The web is an extension of our nervous system to the outside world. Last year I dealt with the interplay of body and mind, the communication in the world of neural networks. In my recent installation "Data Base and I Suspended" I worked on the idea of the dissection of my body into tiny particles, of the anatomy based on modern technology. The extravagant world of colors of the inside of the body that unfolds right before my eyes when I look at the screen, exists only in cyberspace. What happens when I simulate this kind of reality and display it in the physical world? It becomes a fact and I react to it. I am there, presented as a huge field of cells in the process of multiplication, or as an endless coexistence of neurons in the process of shooting information to each other, or as an interplay of what is there -my primeval soup, so to speak- and what can be done with it.
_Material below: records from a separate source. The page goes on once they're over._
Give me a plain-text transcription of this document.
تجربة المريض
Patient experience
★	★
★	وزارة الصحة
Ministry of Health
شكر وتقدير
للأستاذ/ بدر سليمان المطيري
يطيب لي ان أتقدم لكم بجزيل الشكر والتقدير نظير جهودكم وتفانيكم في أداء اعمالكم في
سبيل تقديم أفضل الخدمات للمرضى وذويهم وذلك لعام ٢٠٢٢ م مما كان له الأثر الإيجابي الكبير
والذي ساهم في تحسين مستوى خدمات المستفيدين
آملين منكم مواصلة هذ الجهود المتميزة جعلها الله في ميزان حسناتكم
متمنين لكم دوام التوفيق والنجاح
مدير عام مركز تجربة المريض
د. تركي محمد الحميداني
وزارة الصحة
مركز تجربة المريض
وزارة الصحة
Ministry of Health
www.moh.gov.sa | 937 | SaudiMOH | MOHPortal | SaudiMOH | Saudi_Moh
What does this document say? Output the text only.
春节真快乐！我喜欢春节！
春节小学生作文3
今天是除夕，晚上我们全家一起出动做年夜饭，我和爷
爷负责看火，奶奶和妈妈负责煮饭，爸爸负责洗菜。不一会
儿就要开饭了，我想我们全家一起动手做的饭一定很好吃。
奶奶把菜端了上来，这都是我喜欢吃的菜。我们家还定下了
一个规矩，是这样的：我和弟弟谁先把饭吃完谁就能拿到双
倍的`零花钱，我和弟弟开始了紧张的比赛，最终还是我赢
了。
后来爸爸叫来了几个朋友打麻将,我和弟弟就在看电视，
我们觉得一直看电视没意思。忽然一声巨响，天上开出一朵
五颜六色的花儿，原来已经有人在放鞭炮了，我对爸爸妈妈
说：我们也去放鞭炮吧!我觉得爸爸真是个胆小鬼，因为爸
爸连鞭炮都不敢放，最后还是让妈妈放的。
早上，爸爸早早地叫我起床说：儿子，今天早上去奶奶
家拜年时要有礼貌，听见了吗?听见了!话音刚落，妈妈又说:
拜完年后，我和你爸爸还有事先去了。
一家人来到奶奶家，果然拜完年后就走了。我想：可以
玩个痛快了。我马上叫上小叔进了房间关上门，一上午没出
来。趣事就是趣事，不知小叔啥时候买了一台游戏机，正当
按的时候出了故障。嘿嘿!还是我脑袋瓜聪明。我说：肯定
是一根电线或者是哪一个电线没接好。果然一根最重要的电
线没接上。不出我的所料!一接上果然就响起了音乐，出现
We live in a miraculous world where Nature has been definitely surpassed. In the past people identified Nature with the idea of perfection. However, it's just unfinished business: nature is imperfect and needs some serious repair work. Only religious people believe that Nature is the result of an infallible creation process.
Making artwork is a process that makes you deal with this issue right away because you are invited to propose all kinds of modifications to the existing world. You are also summoned to observe closely, predict and foretell. So, nature, as we know it, is not there any more. What is really there is one's dynamic relationship to it. It is up to the wise ones to make good use of this potential.